REPRODUÇÃO
O presidente nacional do PL, Valdemar Costa Neto, apresentou ao Supremo Tribunal Federal (STF) uma nova versão sobre sua atuação na destinação de emendas parlamentares. Em manifestação enviada à Corte, a defesa afirmou que o dirigente não possui poder formal para indicar recursos do Orçamento, sustentando que sua participação se limita a sugestões de caráter político.
A posição difere das declarações públicas feitas por Valdemar após ser alvo de uma operação da Polícia Federal. Na ocasião, ele afirmou que era “função do presidente cuidar do partido” e considerou natural que dirigentes partidários interferissem na destinação das emendas.
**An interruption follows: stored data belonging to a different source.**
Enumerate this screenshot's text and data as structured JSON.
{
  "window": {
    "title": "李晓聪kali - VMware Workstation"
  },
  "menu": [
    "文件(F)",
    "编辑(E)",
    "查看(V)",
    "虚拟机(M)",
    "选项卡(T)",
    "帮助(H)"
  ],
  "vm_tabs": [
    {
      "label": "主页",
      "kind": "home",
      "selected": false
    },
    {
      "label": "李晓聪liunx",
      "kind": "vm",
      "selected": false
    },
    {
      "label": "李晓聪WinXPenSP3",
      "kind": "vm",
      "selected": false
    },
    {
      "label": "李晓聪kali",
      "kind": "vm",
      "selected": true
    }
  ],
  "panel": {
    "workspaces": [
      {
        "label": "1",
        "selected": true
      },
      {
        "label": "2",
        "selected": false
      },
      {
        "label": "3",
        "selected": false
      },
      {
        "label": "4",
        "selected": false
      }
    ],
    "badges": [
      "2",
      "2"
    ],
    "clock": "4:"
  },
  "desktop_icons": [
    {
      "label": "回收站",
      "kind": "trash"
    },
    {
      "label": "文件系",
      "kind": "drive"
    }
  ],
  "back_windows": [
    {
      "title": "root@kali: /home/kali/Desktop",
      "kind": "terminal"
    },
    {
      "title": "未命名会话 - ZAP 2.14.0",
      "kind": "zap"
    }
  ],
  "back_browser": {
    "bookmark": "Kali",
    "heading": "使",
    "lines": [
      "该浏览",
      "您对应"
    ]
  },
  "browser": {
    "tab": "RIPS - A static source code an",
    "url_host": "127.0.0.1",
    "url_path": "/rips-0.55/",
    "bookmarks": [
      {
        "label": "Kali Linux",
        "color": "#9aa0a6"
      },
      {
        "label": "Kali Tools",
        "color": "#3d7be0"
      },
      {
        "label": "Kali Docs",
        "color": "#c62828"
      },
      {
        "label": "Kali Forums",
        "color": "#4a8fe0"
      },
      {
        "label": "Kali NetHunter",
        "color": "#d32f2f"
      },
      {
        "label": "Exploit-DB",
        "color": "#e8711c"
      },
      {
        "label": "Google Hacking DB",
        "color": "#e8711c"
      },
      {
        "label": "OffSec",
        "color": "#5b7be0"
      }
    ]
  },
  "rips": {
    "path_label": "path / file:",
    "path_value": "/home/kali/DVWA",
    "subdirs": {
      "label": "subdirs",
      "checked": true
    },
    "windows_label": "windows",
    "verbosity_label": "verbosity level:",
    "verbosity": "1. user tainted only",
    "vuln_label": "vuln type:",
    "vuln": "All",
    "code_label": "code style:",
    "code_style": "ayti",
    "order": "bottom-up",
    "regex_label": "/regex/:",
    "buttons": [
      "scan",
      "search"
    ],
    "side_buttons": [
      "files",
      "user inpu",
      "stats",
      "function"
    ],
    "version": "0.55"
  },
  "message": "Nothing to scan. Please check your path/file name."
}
A nova petição foi protocolada após o ministro Flávio Dino determinar o bloqueio de até R$ 119 milhões em bens de Valdemar. A medida integra uma investigação que apura se o presidente do PL teria direcionado emendas parlamentares mesmo sem exercer mandato eletivo.
Segundo os advogados, a legislação não confere ao presidente de um partido qualquer competência para apresentar emendas, deliberar em nome de parlamentares ou autorizar a execução de recursos públicos.
A defesa argumenta que, no ambiente político, o verbo “indicar” é utilizado em sentido coloquial, significando apenas sugerir ou recomendar prioridades, sem qualquer efeito jurídico.
“A expressão coloquial segundo a qual presidentes partidários podem ‘indicar’ prioridades significa apenas sugerir, recomendar ou defender politicamente determinada política pública”, afirma a petição apresentada ao STF.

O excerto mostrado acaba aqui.